Oil falls on weak euro zone data, recession worry
NEW YORK |
NEW YORK (Reuters) - Oil prices fell on Monday as contracting industrial output in the euro zone highlighted the danger of recession in the region as Europe struggles to contain its sovereign debt crisis.
Industrial production in the 17-country bloc fell 2.0 percent in September from August, dimming support for oil from investors who had hoped new governments in Italy and Greece would help their economies avoid a collapse.
The poor industrial data and Italy paying a euro-era high price to sell five-year bonds pressured the euro and equities.
"The markets are realizing there are real economic problems in Europe," said Christophe Barret, global oil analyst at French bank Credit Agricole.
ICE Brent December crude fell $2.27 to settle at $111.89 a barrel, back below its 200-day moving average of $113.03 and with the day's $111.32 low just under the $111.39 100-day moving average.

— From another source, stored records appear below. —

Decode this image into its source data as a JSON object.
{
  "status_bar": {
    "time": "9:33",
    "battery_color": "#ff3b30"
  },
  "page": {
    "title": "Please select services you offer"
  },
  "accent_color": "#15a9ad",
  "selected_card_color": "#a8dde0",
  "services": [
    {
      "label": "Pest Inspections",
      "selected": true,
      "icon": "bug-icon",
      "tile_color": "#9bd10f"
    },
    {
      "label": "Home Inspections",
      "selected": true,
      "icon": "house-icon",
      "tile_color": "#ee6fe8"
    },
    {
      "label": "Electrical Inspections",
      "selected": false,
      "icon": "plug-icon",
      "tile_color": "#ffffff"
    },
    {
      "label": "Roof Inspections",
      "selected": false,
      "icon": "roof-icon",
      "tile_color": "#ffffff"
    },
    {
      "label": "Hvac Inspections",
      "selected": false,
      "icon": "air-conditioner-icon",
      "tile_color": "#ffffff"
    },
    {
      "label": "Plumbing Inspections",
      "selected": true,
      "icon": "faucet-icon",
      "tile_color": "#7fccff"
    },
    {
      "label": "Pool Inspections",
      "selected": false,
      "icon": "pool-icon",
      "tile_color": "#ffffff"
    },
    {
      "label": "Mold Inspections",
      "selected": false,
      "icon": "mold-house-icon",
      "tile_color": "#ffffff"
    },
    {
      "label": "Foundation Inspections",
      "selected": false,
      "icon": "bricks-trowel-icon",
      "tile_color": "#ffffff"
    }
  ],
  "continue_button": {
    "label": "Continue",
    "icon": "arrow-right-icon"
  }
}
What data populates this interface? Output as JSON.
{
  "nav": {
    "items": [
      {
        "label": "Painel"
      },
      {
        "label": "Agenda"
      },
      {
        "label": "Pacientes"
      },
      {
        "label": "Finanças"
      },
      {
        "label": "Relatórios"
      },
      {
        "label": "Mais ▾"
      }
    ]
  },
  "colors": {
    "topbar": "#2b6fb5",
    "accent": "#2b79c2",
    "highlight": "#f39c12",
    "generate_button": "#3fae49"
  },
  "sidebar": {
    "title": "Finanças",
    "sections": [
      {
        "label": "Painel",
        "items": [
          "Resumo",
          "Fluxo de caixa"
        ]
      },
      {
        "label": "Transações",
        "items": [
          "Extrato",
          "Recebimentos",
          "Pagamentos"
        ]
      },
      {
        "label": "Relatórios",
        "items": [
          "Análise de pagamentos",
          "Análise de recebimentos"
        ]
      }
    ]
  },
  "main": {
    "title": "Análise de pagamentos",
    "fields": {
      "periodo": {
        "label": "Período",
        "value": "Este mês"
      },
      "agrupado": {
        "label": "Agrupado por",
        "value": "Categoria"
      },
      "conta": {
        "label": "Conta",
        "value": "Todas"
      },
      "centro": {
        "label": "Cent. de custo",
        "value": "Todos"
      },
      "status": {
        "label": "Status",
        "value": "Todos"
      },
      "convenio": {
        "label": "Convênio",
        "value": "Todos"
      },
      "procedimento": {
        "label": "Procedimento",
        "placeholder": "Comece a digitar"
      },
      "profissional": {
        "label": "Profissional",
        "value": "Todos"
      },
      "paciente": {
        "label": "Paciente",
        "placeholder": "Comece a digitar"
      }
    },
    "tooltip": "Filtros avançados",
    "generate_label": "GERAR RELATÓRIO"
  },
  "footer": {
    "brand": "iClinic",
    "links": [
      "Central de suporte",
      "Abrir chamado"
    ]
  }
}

U.S. December crude fell 85 cents to settle at $98.14 a barrel, after closing at a 15-week high on Friday.
Brent's premium to U.S. crude narrowed to under $14 a barrel, continuing its retreat from a $19.91 intraday peak on Nov 8.
SHAKY CONTANGO
The spread between front-month U.S. December crude and the January contract slipped into contango -- where the front-month price is weaker than nearby months.

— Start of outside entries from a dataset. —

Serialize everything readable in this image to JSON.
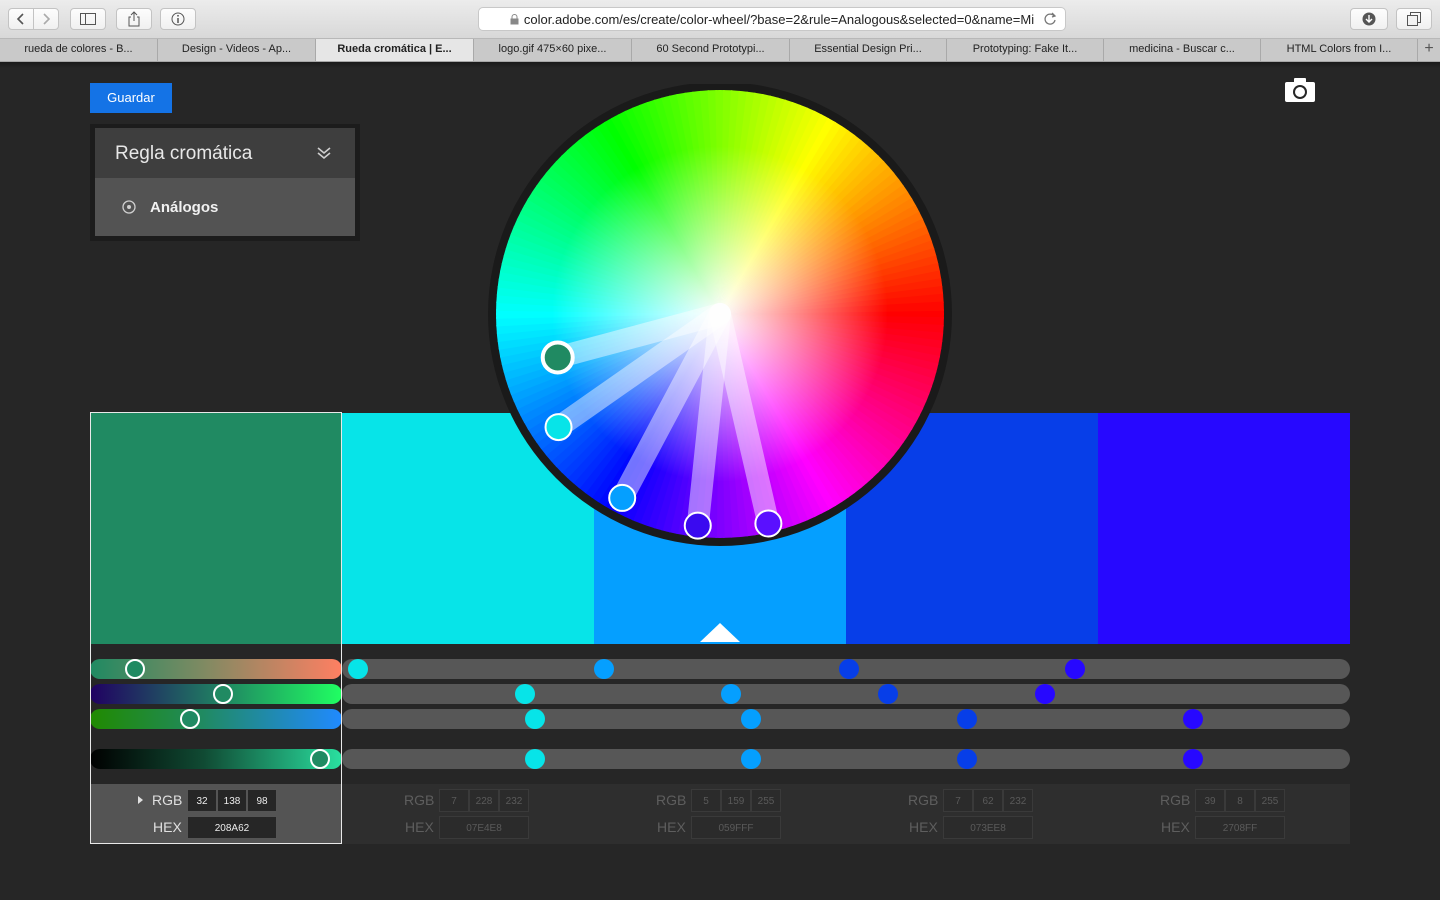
{
  "browser": {
    "url": "color.adobe.com/es/create/color-wheel/?base=2&rule=Analogous&selected=0&name=Mi",
    "tabs": [
      {
        "label": "rueda de colores - B...",
        "active": false
      },
      {
        "label": "Design - Videos - Ap...",
        "active": false
      },
      {
        "label": "Rueda cromática | E...",
        "active": true
      },
      {
        "label": "logo.gif 475×60 pixe...",
        "active": false
      },
      {
        "label": "60 Second Prototypi...",
        "active": false
      },
      {
        "label": "Essential Design Pri...",
        "active": false
      },
      {
        "label": "Prototyping: Fake It...",
        "active": false
      },
      {
        "label": "medicina - Buscar c...",
        "active": false
      },
      {
        "label": "HTML Colors from I...",
        "active": false
      }
    ],
    "new_tab": "+"
  },
  "app": {
    "save_label": "Guardar",
    "rule_title": "Regla cromática",
    "rule_option": "Análogos",
    "accent": "#1473e6"
  },
  "swatches": [
    {
      "hex_color": "#208a62",
      "rgb": [
        "32",
        "138",
        "98"
      ],
      "hex": "208A62",
      "selected": true
    },
    {
      "hex_color": "#07e4e8",
      "rgb": [
        "7",
        "228",
        "232"
      ],
      "hex": "07E4E8",
      "selected": false
    },
    {
      "hex_color": "#059fff",
      "rgb": [
        "5",
        "159",
        "255"
      ],
      "hex": "059FFF",
      "selected": false
    },
    {
      "hex_color": "#073ee8",
      "rgb": [
        "7",
        "62",
        "232"
      ],
      "hex": "073EE8",
      "selected": false
    },
    {
      "hex_color": "#2708ff",
      "rgb": [
        "39",
        "8",
        "255"
      ],
      "hex": "2708FF",
      "selected": false
    }
  ],
  "labels": {
    "rgb": "RGB",
    "hex": "HEX"
  },
  "sliders": {
    "selected_values": [
      0.15,
      0.53,
      0.39,
      0.95
    ],
    "other_values": [
      [
        0.0,
        0.25,
        0.5,
        0.73
      ],
      [
        0.17,
        0.38,
        0.54,
        0.7
      ],
      [
        0.18,
        0.4,
        0.62,
        0.85
      ],
      [
        0.18,
        0.4,
        0.62,
        0.85
      ]
    ]
  },
  "wheel": {
    "handles": [
      {
        "color": "#208a62",
        "selected": true
      },
      {
        "color": "#07e4e8",
        "selected": false
      },
      {
        "color": "#059fff",
        "selected": false
      },
      {
        "color": "#3a0af0",
        "selected": false
      },
      {
        "color": "#5a10ff",
        "selected": false
      }
    ]
  }
}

Crude had been in backwardation, considered a more bullish condition, where the front-month is more expensive than contracts further out.

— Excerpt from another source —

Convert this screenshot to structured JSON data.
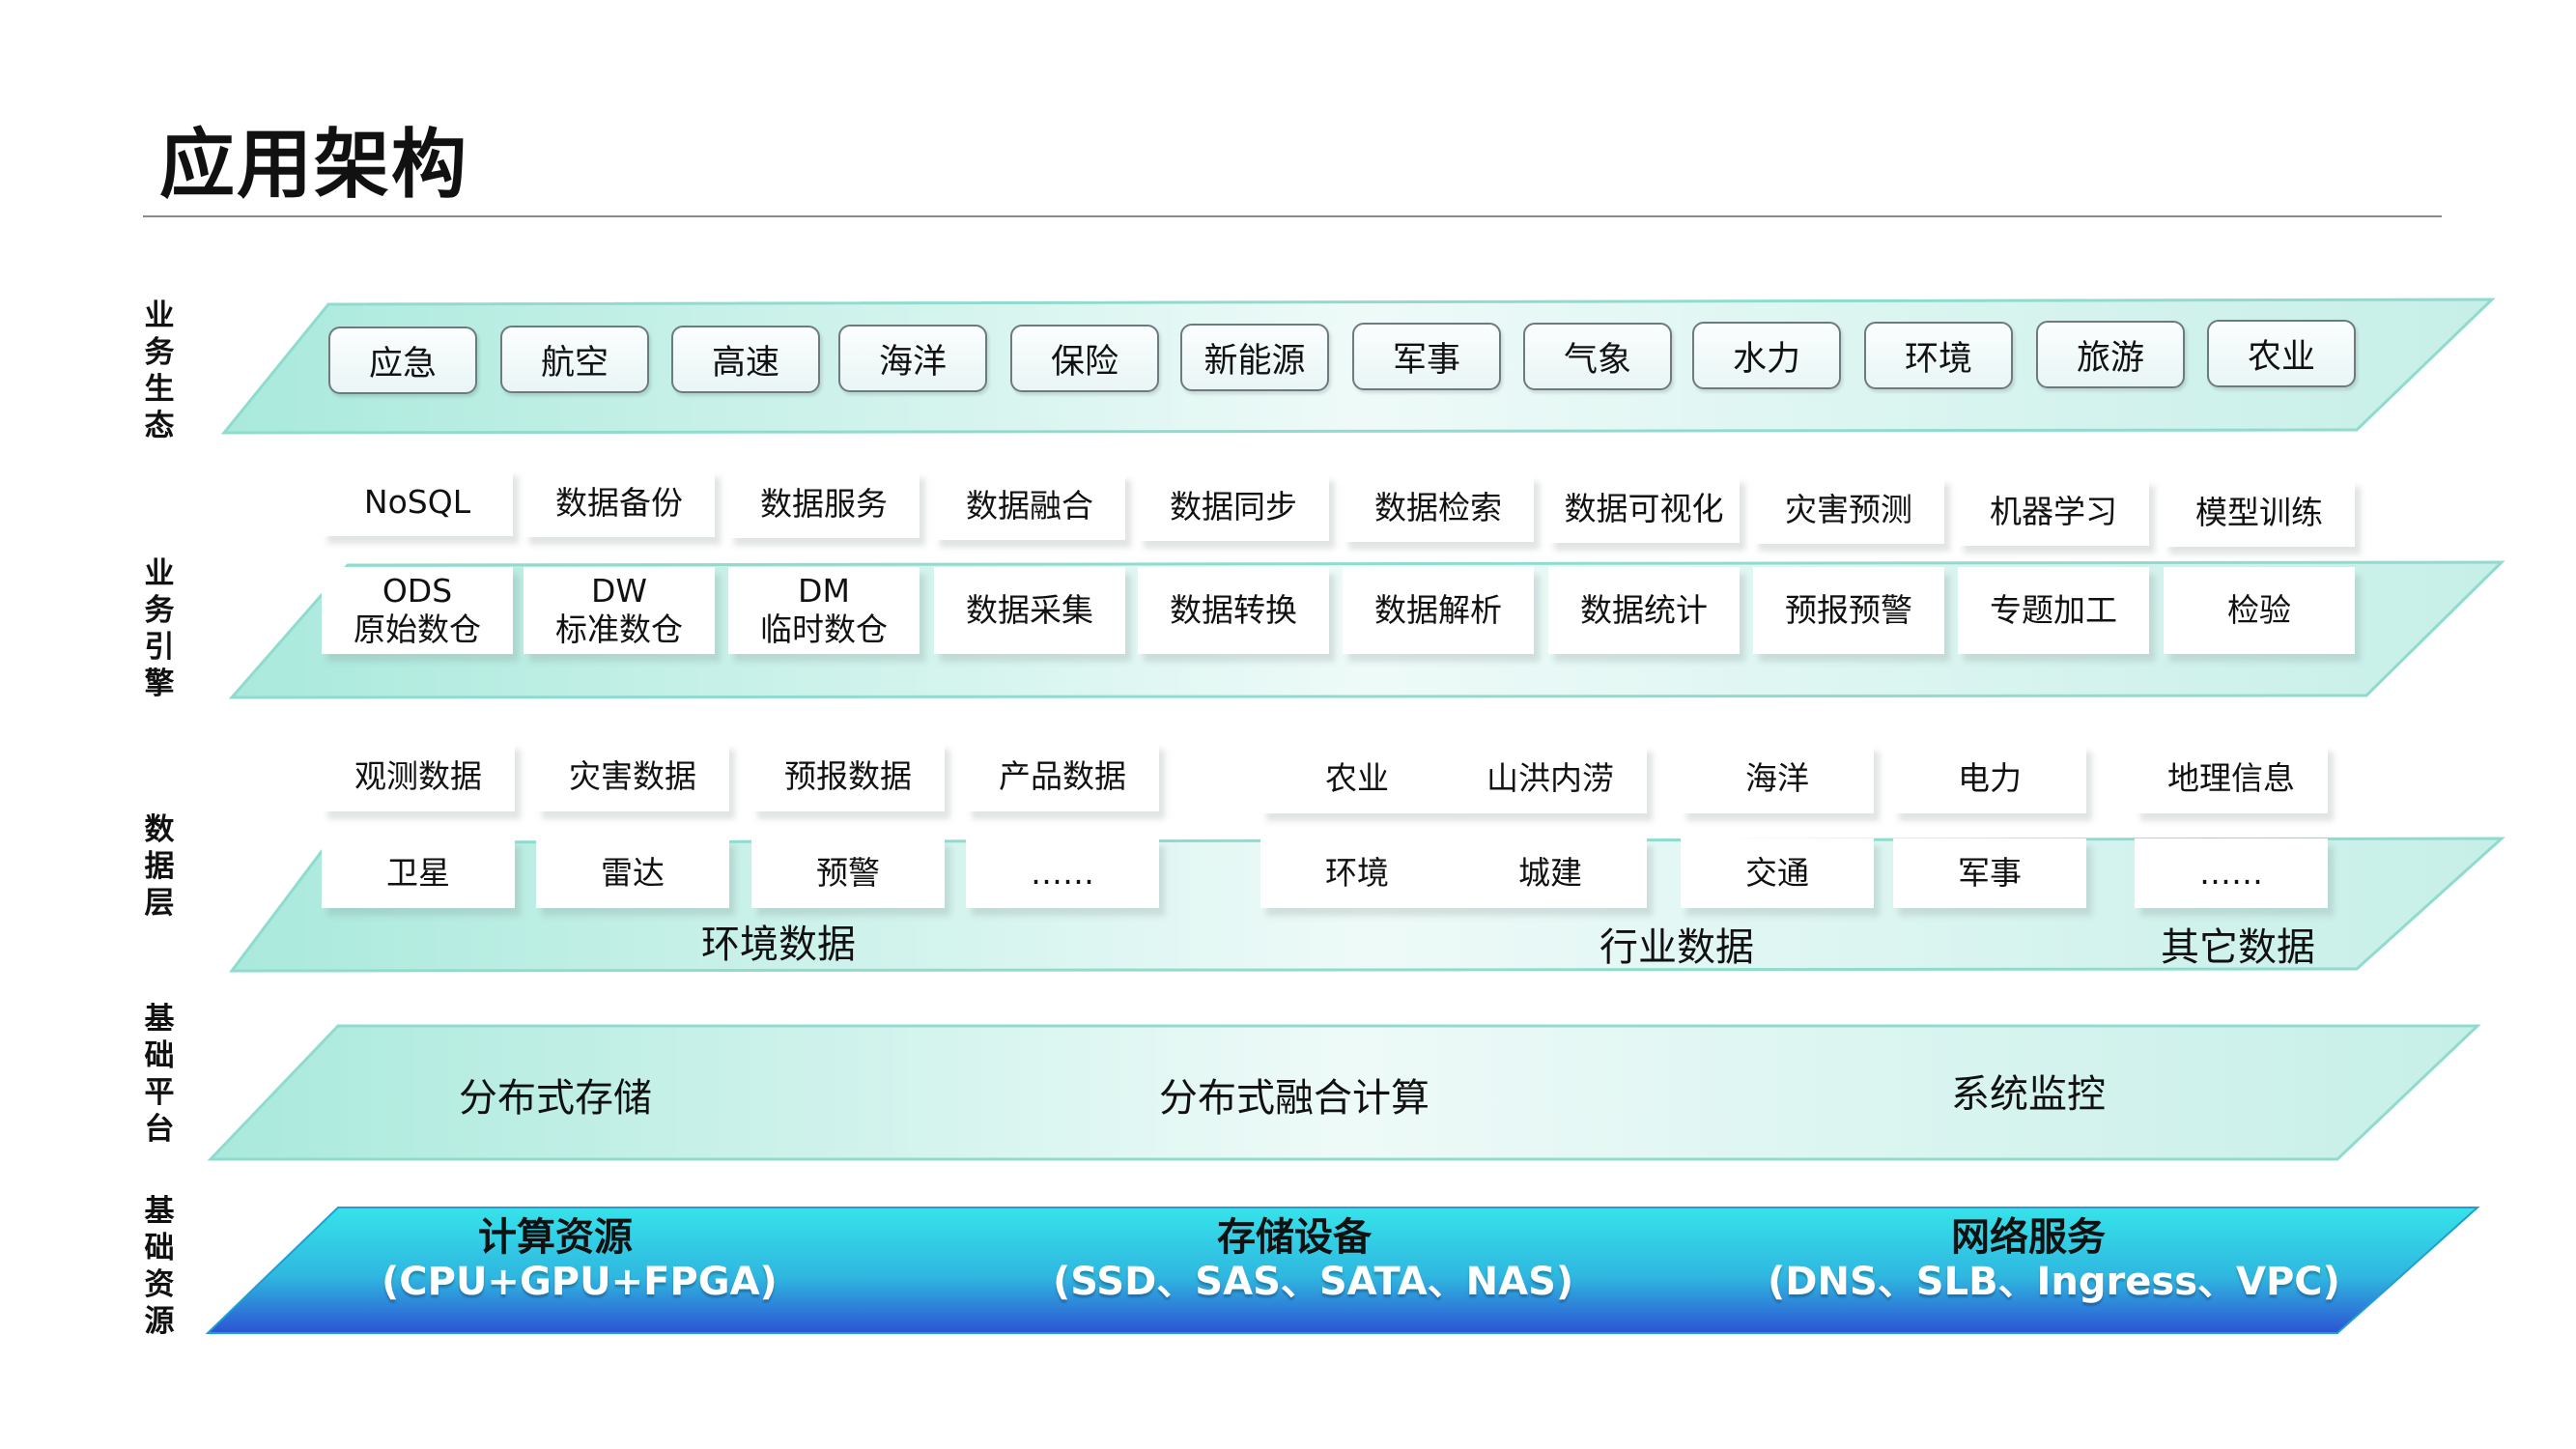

"I think the backwardation we were in was a bit overdone, because the Cushing de-stocking hasn't been that dramatic," said Dominich Chirichella, senior partner at Energy Management Institute in New York.
The move into backwardation had been attributed at least partially to recent drops in U.S. crude stockpiles, especially at the Cushing, Oklahoma, delivery point for the U.S. light sweet crude contract.
But some brokers cited the proximity of U.S. December crude options expiration on Tuesday and the contract's Friday expiration as a factor in the switch back to contango.
"It was hardly backwardation with conviction, but with all news of increased oil output from North Dakota to Tripoli, it is not a surprise that there is pressure returning to the front of the curve," said John Kilduff, partner at Again Capital LLC in New York.
Trading volumes were tepid, with Brent 3.5 percent below its 30-day average and U.S. 5 percent below its 30-day average, with less than two hours of post-settlement trading left.
U.S. heating oil futures' losses were limited by support from expectations of approaching winter demand and exports, while gasoline futures tumbled on weak demand and expected imports.
Heating oil's premium to gasoline based on settlements rose to 62.69 cents, or $26.32 a barrel on Monday, from 56.78 cents, or $23.84 a barrel, on Friday.
Monday's crude oil price weakness follows a strong rally from early October. U.S. crude fell to a 2011 low of $74.95 on October 4 and Brent dipped below $100 per barrel on that day.
Sliding U.S. inventories have left crude oil, distillate and gasoline stockpiles all below year-ago levels and stockpiles were expected to have fallen again last week, a survey of Reuters analysts on Monday showed.
Weekly inventory snapshots will start with a report from the American Petroleum Institute on Tuesday afternoon.
Supportive to oil was news Japan's economy expanded 1.5 percent in the third quarter, a sign of recovery from the earthquake and tsunami disaster.
Japan's utilities burned 200,000 barrels per day (bpd) of additional crude oil and 136,000 bpd of low-sulfur fuel oil in October than a year earlier, compensating for lost nuclear power capacity after the March earthquake.